Results: Significant reductions in the sum of scaling, erythema, and induration scores (P < .001) (mean score, 6.3 after Qing Dai  treatment vs 12.8 in control subjects) and plaque area percentage (P 
< .001) (mean percentage, 38.5% after Qing Dai  treatment vs 90% in controls) were achieved with topical application of Qing Dai  ointment. Approximately 31 of 42 patients (74%) experienced clearance or near clearance of their psoriasis in the Qing Dai ointment-treated lesion.

Conclusion: The Chinese herbal formula was a safe, and effective therapy for plaque-type psoriasis.

 

Acupuncture Treatment for Psoriasis: a Retrospective Case ReportAcupunct Electrother Res. 1992 Jul-Sep;17(3):195-208.

We treated 61 cases of psoriasis with acupuncture, including 25 patients with complications of joint involvement and two cases with scleroderma additionally.

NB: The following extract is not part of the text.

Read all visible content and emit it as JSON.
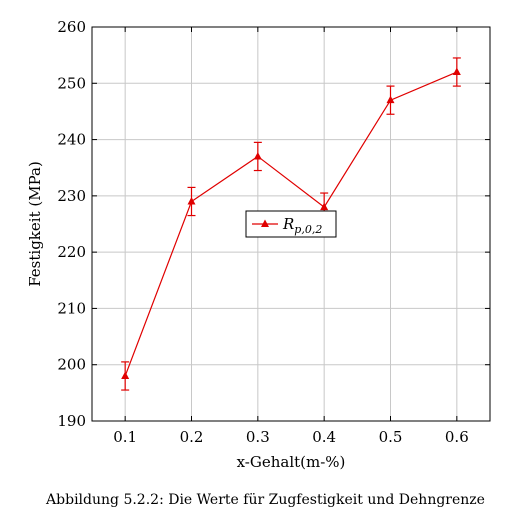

All of the patients had failed to respond to their prior conventional western medical management. 25 patients were males and 36 were females. Their ages ranged from 22 to 84 years, with an average of about 52 years. There was no significant difference of the average ages between the sexes. Most of them (about 61%) had quite extensive involvement of the body. The average of duration of their illness was over 16 years, ranging from two to 65 years. They received an average of about nine sessions of acupuncture treatment, ranging from one to 15. Almost one third (19) of them had eleven to thirteen sessions. With the acupuncture treatment, about one-half (30) of the 61 patients had complete or almost complete clearance of the skin lesions. About a quarter (14 patients) of them had a clearance of about two thirds of the skin lesions. Eight of them had a clearance of one third of the skin lesions. Nine patients had minimal or no improvement. Our experience indicates that acupuncture is induced an effective therapeutic modality for psoriasis, particularly when the western medical management is unsuccessful. We speculated about the possible involvement of the cutaneous reticuloendothelial system in the clearance of the skin lesions.